Su pensamiento se dirige ahora hacia sus senadores enemigos. Esos togados que eran incapaces de moverse de su anquilosado asiento senatorial, y dejar morir a una Roma corrompida hasta en sus cimientos. Eran incapaces de ver la agonía de una República que pedía un cambio. No consiguieron destruir a su grupo aún cuando quedó descabezado tras la acción de quien se ve cómodo conspirando para mantener sus privilegios.
Sonríe pensando en su reacción creando el triunvirato entre Pompeyo, Craso, y él, y la sonrisa se torna amarga al recordar a su amigo Craso, y su muerte ante los partos. Algún día saldaría esa cuenta contra aquel indómito pueblo. El destino siguió siendo cruel y su hija, mujer de Pompeyo, y el niño que llevaba dentro murieron al nacer dejando al albur del capricho de un hombre de provincias una alianza que hubiese salvado Roma. No tardó Pompeyo en dejarse seducir por los cantos de sirena de aquellos senadores ávidos de ver la destrucción de César. Entonces la situación se complicó para el hombre más famoso de la gens Julia. La guerra civil parecía inevitable puesto que si tenía que elegir entre perder su Auctoritas o su Potestas se decantaría por lo primero.
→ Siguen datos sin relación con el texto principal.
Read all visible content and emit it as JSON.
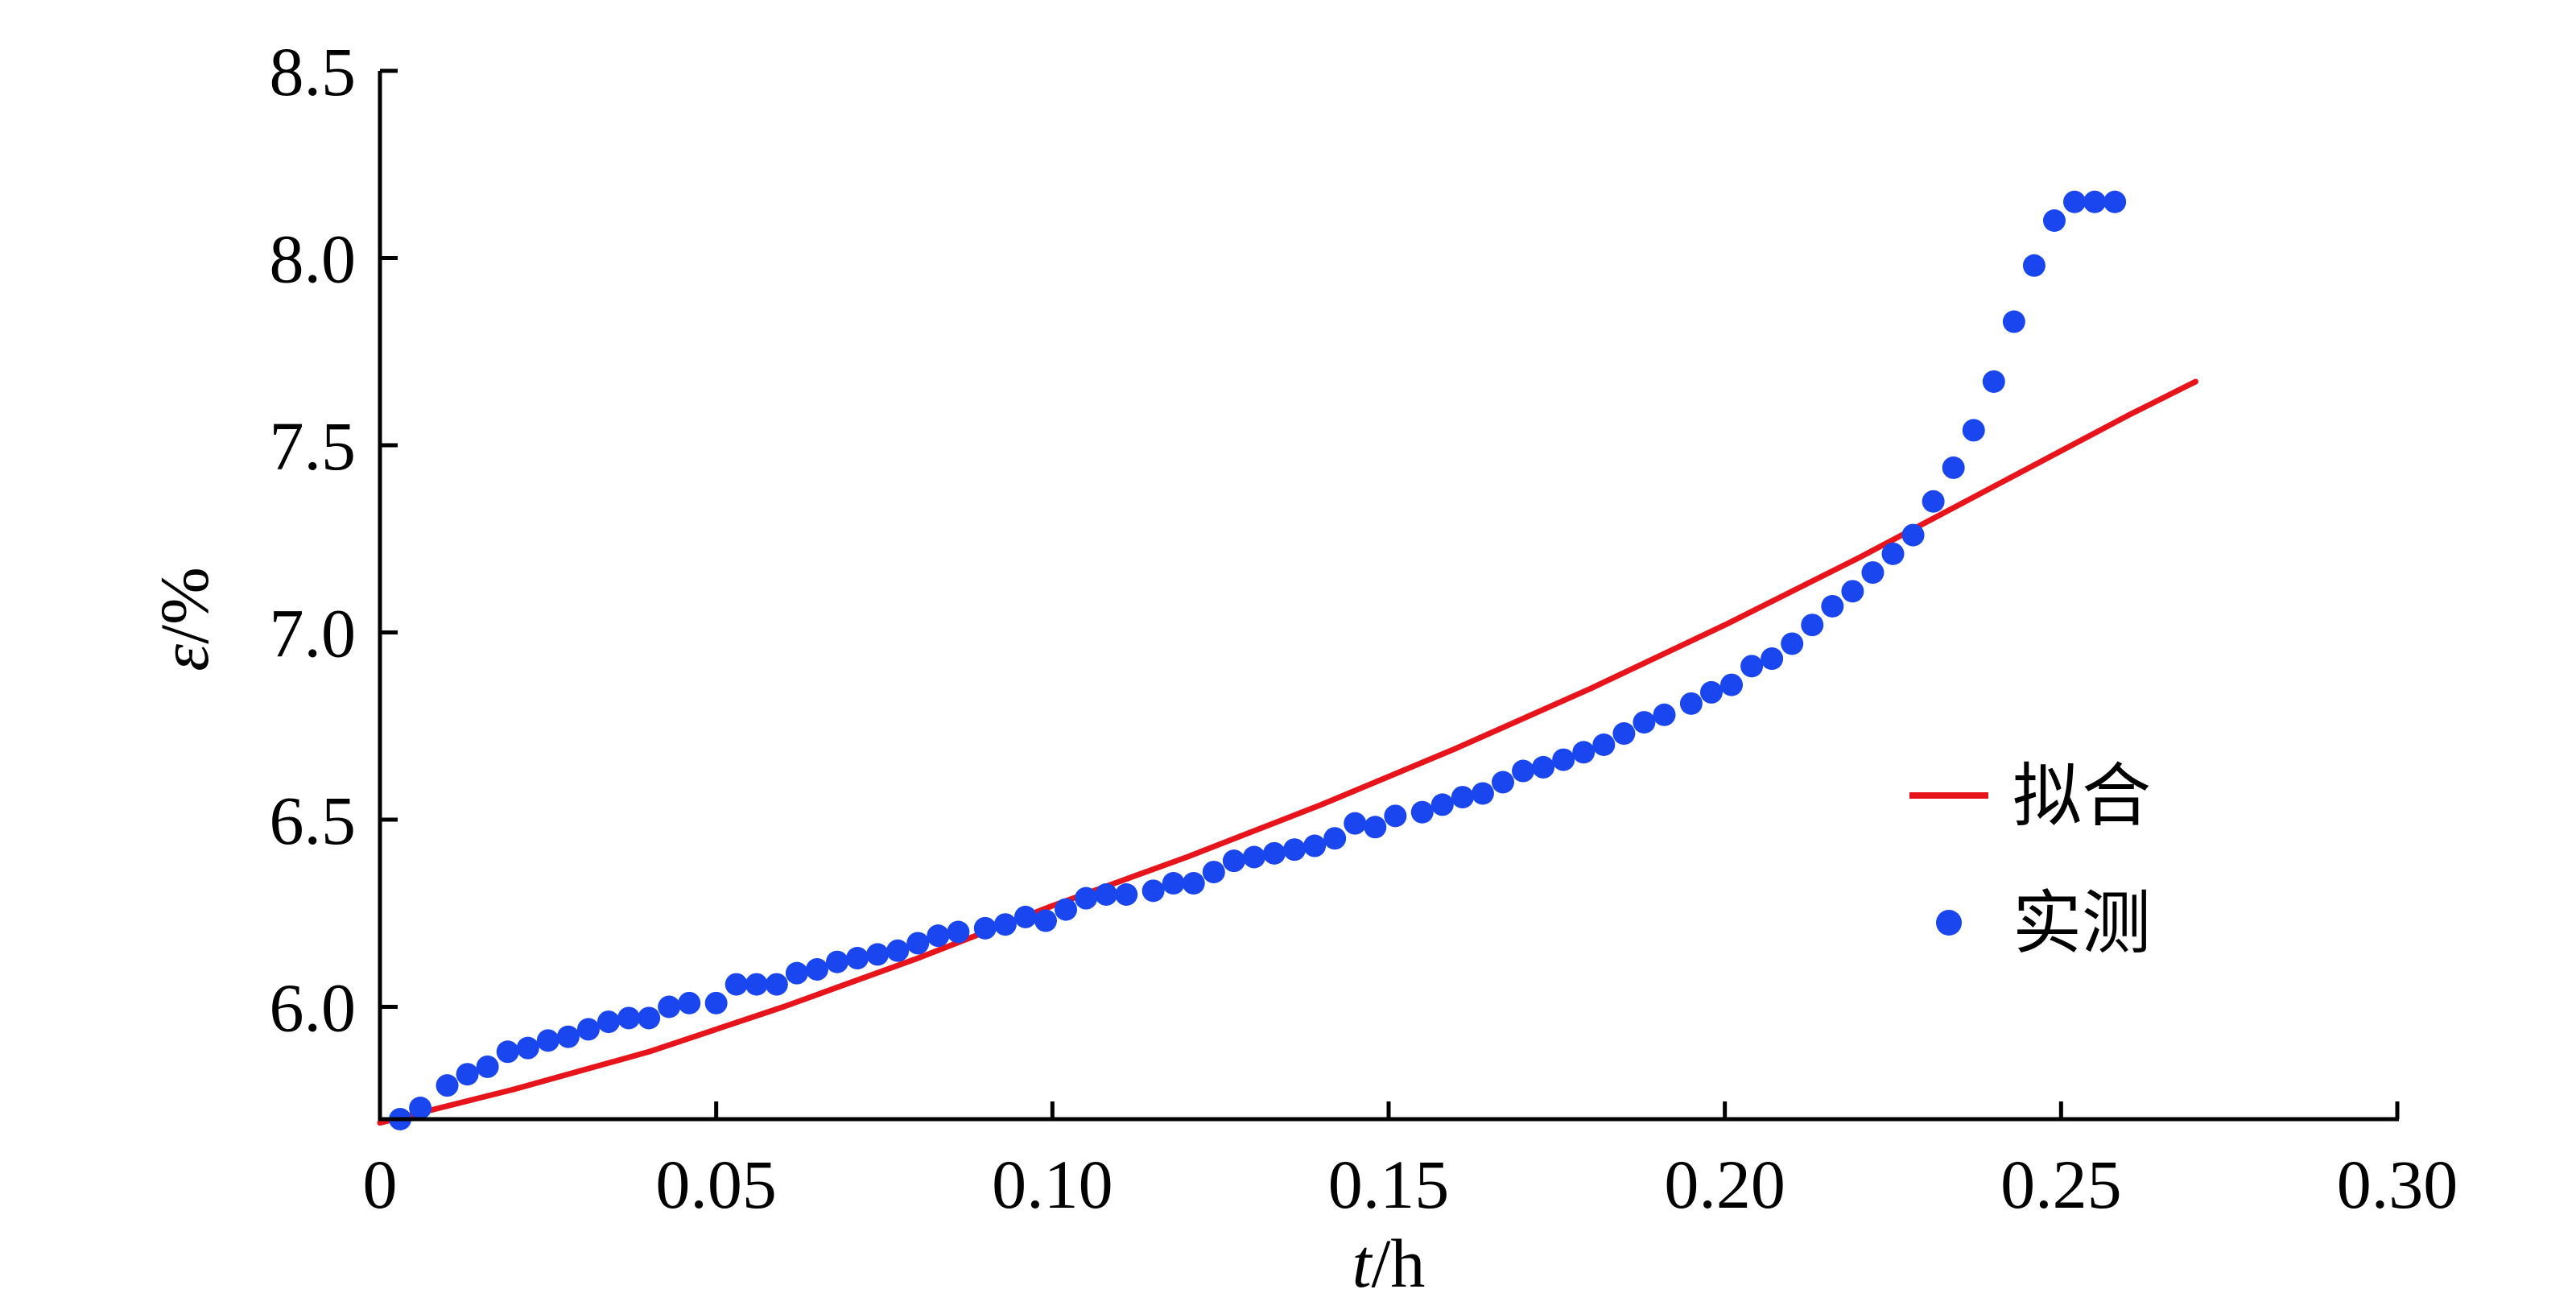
{
  "chart_data": {
    "type": "scatter",
    "xlabel": {
      "italic": "t",
      "rest": "/h"
    },
    "ylabel": {
      "italic": "ε",
      "rest": "/%"
    },
    "xlim": [
      0,
      0.3
    ],
    "ylim": [
      5.7,
      8.5
    ],
    "x_ticks": [
      {
        "value": 0,
        "label": "0"
      },
      {
        "value": 0.05,
        "label": "0.05"
      },
      {
        "value": 0.1,
        "label": "0.10"
      },
      {
        "value": 0.15,
        "label": "0.15"
      },
      {
        "value": 0.2,
        "label": "0.20"
      },
      {
        "value": 0.25,
        "label": "0.25"
      },
      {
        "value": 0.3,
        "label": "0.30"
      }
    ],
    "y_ticks": [
      {
        "value": 6.0,
        "label": "6.0"
      },
      {
        "value": 6.5,
        "label": "6.5"
      },
      {
        "value": 7.0,
        "label": "7.0"
      },
      {
        "value": 7.5,
        "label": "7.5"
      },
      {
        "value": 8.0,
        "label": "8.0"
      },
      {
        "value": 8.5,
        "label": "8.5"
      }
    ],
    "grid": false,
    "legend_position": "right",
    "series": [
      {
        "name": "拟合",
        "kind": "line",
        "color": "#e8141c",
        "x": [
          0,
          0.02,
          0.04,
          0.06,
          0.08,
          0.1,
          0.12,
          0.14,
          0.16,
          0.18,
          0.2,
          0.22,
          0.24,
          0.26,
          0.27
        ],
        "y": [
          5.69,
          5.78,
          5.88,
          6.0,
          6.13,
          6.27,
          6.4,
          6.54,
          6.69,
          6.85,
          7.02,
          7.2,
          7.39,
          7.58,
          7.67
        ]
      },
      {
        "name": "实测",
        "kind": "scatter",
        "color": "#1a46f0",
        "x": [
          0.003,
          0.006,
          0.01,
          0.013,
          0.016,
          0.019,
          0.022,
          0.025,
          0.028,
          0.031,
          0.034,
          0.037,
          0.04,
          0.043,
          0.046,
          0.05,
          0.053,
          0.056,
          0.059,
          0.062,
          0.065,
          0.068,
          0.071,
          0.074,
          0.077,
          0.08,
          0.083,
          0.086,
          0.09,
          0.093,
          0.096,
          0.099,
          0.102,
          0.105,
          0.108,
          0.111,
          0.115,
          0.118,
          0.121,
          0.124,
          0.127,
          0.13,
          0.133,
          0.136,
          0.139,
          0.142,
          0.145,
          0.148,
          0.151,
          0.155,
          0.158,
          0.161,
          0.164,
          0.167,
          0.17,
          0.173,
          0.176,
          0.179,
          0.182,
          0.185,
          0.188,
          0.191,
          0.195,
          0.198,
          0.201,
          0.204,
          0.207,
          0.21,
          0.213,
          0.216,
          0.219,
          0.222,
          0.225,
          0.228,
          0.231,
          0.234,
          0.237,
          0.24,
          0.243,
          0.246,
          0.249,
          0.252,
          0.255,
          0.258
        ],
        "y": [
          5.7,
          5.73,
          5.79,
          5.82,
          5.84,
          5.88,
          5.89,
          5.91,
          5.92,
          5.94,
          5.96,
          5.97,
          5.97,
          6.0,
          6.01,
          6.01,
          6.06,
          6.06,
          6.06,
          6.09,
          6.1,
          6.12,
          6.13,
          6.14,
          6.15,
          6.17,
          6.19,
          6.2,
          6.21,
          6.22,
          6.24,
          6.23,
          6.26,
          6.29,
          6.3,
          6.3,
          6.31,
          6.33,
          6.33,
          6.36,
          6.39,
          6.4,
          6.41,
          6.42,
          6.43,
          6.45,
          6.49,
          6.48,
          6.51,
          6.52,
          6.54,
          6.56,
          6.57,
          6.6,
          6.63,
          6.64,
          6.66,
          6.68,
          6.7,
          6.73,
          6.76,
          6.78,
          6.81,
          6.84,
          6.86,
          6.91,
          6.93,
          6.97,
          7.02,
          7.07,
          7.11,
          7.16,
          7.21,
          7.26,
          7.35,
          7.44,
          7.54,
          7.67,
          7.83,
          7.98,
          8.1,
          8.15,
          8.15,
          8.15
        ]
      }
    ]
  }
}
César no tiene otro remedio que violar una ley que si se cumple le destruirá. Después de conquistar las Galias para el Pueblo de Roma, verse relegado por un Senado ingrato es demasiado. Le viene a la mente la cara de satisfacción de Catón y demás personajes de similar calaña resonando a su vez en sus oídos los gritos jurando que le encadenarían, le juzgarían y le desterrarían. Eso si conseguía llegar vivo a Roma. Duda de que le dejen vivir, aunque si aceptara lo que le ordenan lo más seguro y honorable que puede hacer es arrojarse sobre su espada como patricio y descendiente del trono de Alba Longa que es.
Recuerda incrédulo la carta del Senado. En ella se le ordena devolver el mando de sus legiones. Él, acatando la legalidad, les entrega dos de ellas, y pide garantías senatoriales. La respuesta recibida es la anulación de todas sus leyes promulgadas mientras fue Cónsul, incluida su medida más querida. Aquella en la que concedía la ciudadanía romana a los habitantes de la Galia Cisalpina.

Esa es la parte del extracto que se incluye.